BAGHDAD, Iraq - Iraq's vice president on Monday accused Israel of carrying out "massacres" in Lebanon, the strongest criticism yet of the Jewish state by a top official of the U.S-backed Iraqi government.
Vice President Adel Abdul-Mahdi, a Shiite, singled out Sunday's Israeli airstrike that killed at least 56 Lebanese, mostly women and children, in the village of Qana. The deadliest attack in nearly three weeks of fighting has triggered an international uproar.
"What happened in Qana is a repetition to these crimes that happened to our nation decades ago. It's time for this nation to stand up and stop this aggression and all forms of aggression that could affect any of its parts," Abdul-Mahdi said.
"These horrible massacres carried out by the Israeli aggression, incites in us the spirit of brotherhood and solidarity," he said in a speech attended by Iraq's president, the prime minister and other top government officials.
The comments were harsher than the criticism leveled by Iraq's president and the deputy prime minister on Sunday. Prime Minister Nouri al-Maliki, another Shiite, had also condemned Israel's offensive before traveling to Washington last week, provoking criticism from U.S. lawmakers.
Several Democrats boycotted his speech to Congress on Wednesday and Democratic Party chairman Howard Dean called the Iraqi leader an "anti-Semite."
On Sunday, Iraq's top Shiite cleric, Grand Ayatollah Ali al-Sistani, demanded an immediate cease-fire in Lebanon, warning that "Islamic nations will not forgive the entities that hinder a cease-fire," al-Sistani said, in a clear reference to the United States.
The latest remarks by Abdul-Mahdi and Sistani are likely to heighten Iraqi public anger against the United States and create political problems for the Iraqi government, which depends on the Americans for its security and survival.
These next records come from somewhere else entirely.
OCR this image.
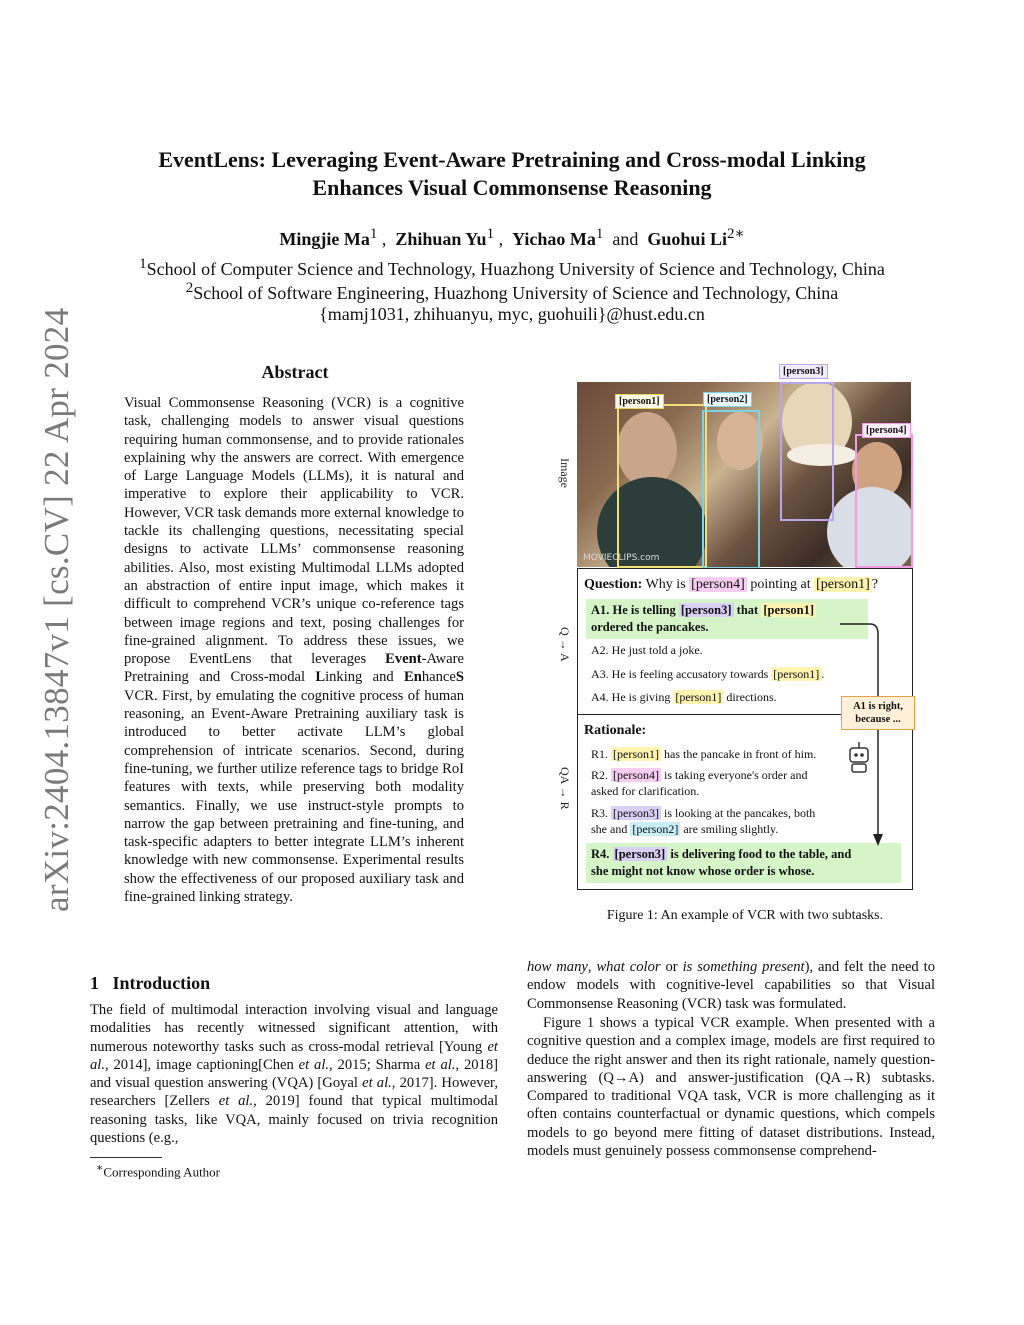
arXiv:2404.13847v1 [cs.CV] 22 Apr 2024
EventLens: Leveraging Event-Aware Pretraining and Cross-modal Linking
Enhances Visual Commonsense Reasoning
Mingjie Ma$^1$ ,  Zhihuan Yu$^1$ ,  Yichao Ma$^1$ and Guohui $Li^{2∗}$
$^1$School of Computer Science and Technology, Huazhong University of Science and Technology, China
$^2$School of Software Engineering, Huazhong University of Science and Technology, China
{mamj1031, zhihuanyu, myc, guohuili}@hust.edu.cn
Abstract
Visual Commonsense Reasoning (VCR) is a cognitive task, challenging models to answer visual questions requiring human commonsense, and to provide rationales explaining why the answers are correct. With emergence of Large Language Models (LLMs), it is natural and imperative to explore their applicability to VCR. However, VCR task demands more external knowledge to tackle its challenging questions, necessitating special designs to activate LLMs’ commonsense reasoning abilities. Also, most existing Multimodal LLMs adopted an abstraction of entire input image, which makes it difficult to comprehend VCR’s unique co-reference tags between image regions and text, posing challenges for fine-grained alignment. To address these issues, we propose EventLens that leverages Event-Aware Pretraining and Cross-modal Linking and EnhanceS VCR. First, by emulating the cognitive process of human reasoning, an Event-Aware Pretraining auxiliary task is introduced to better activate LLM’s global comprehension of intricate scenarios. Second, during fine-tuning, we further utilize reference tags to bridge RoI features with texts, while preserving both modality semantics. Finally, we use instruct-style prompts to narrow the gap between pretraining and fine-tuning, and task-specific adapters to better integrate LLM’s inherent knowledge with new commonsense. Experimental results show the effectiveness of our proposed auxiliary task and fine-grained linking strategy.
1 Introduction
The field of multimodal interaction involving visual and language modalities has recently witnessed significant attention, with numerous noteworthy tasks such as cross-modal retrieval [Young et al., 2014], image captioning[Chen et al., 2015; Sharma et al., 2018] and visual question answering (VQA) [Goyal et al., 2017]. However, researchers [Zellers et al., 2019] found that typical multimodal reasoning tasks, like VQA, mainly focused on trivia recognition questions (e.g.,
how many, what color or is something present), and felt the need to endow models with cognitive-level capabilities so that Visual Commonsense Reasoning (VCR) task was formulated.
Figure 1 shows a typical VCR example. When presented with a cognitive question and a complex image, models are first required to deduce the right answer and then its right rationale, namely question-answering (Q→A) and answer-justification (QA→R) subtasks. Compared to traditional VQA task, VCR is more challenging as it often contains counterfactual or dynamic questions, which compels models to go beyond mere fitting of dataset distributions. Instead, models must genuinely possess commonsense comprehend-
∗Corresponding Author
Image
Q → A
QA → R
MOVIECLIPS.com
[person1]	[person2]
[person3]
[person4]
Question: Why is [person4] pointing at [person1] ?
A1. He is telling [person3] that [person1]
ordered the pancakes.
A2. He just told a joke.
A3. He is feeling accusatory towards [person1] .
A4. He is giving [person1] directions.
Rationale:
R1. [person1] has the pancake in front of him.
R2. [person4] is taking everyone's order and
asked for clarification.
R3. [person3] is looking at the pancakes, both
she and [person2] are smiling slightly.
R4. [person3] is delivering food to the table, and
she might not know whose order is whose.
A1 is right, because ...
Figure 1: An example of VCR with two subtasks.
Abdul-Mahdi made the comments during a memorial at the headquarters of the influential Shiite party, the Supreme Council of the Islamic Revolution in Iraq, marking the third anniversary of the death of Ayatollah Mohammed Baqr al-Hakim.
Al-Hakim, a revered cleric, died in an al-Qaida-linked car bomb attack in Najaf in 2003, and has since been considered a symbol of martyrdom.
President Jalal Talabani, a Sunni Kurd, also addressed the gathering, expressing "sympathy and support to our brothers in Lebanon against the Israeli aggression."
"We support them in getting rid of the effects of this aggression and imposing their sovereignty," Talabani said.
Anger over the Israeli offensive has united Shiites and Sunnis at a time of sectarian divisions here that has triggered a series of attacks and reprisal killings.
On Monday, about 200 people demonstrated in Sadr City in eastern Baghdad, waving Lebanese and Iraqi flags.
"Allah, Allah, grant victory to Hassan Nasrullah," the demonstrators, including women and children, shouted, referring to Hezbollah leader.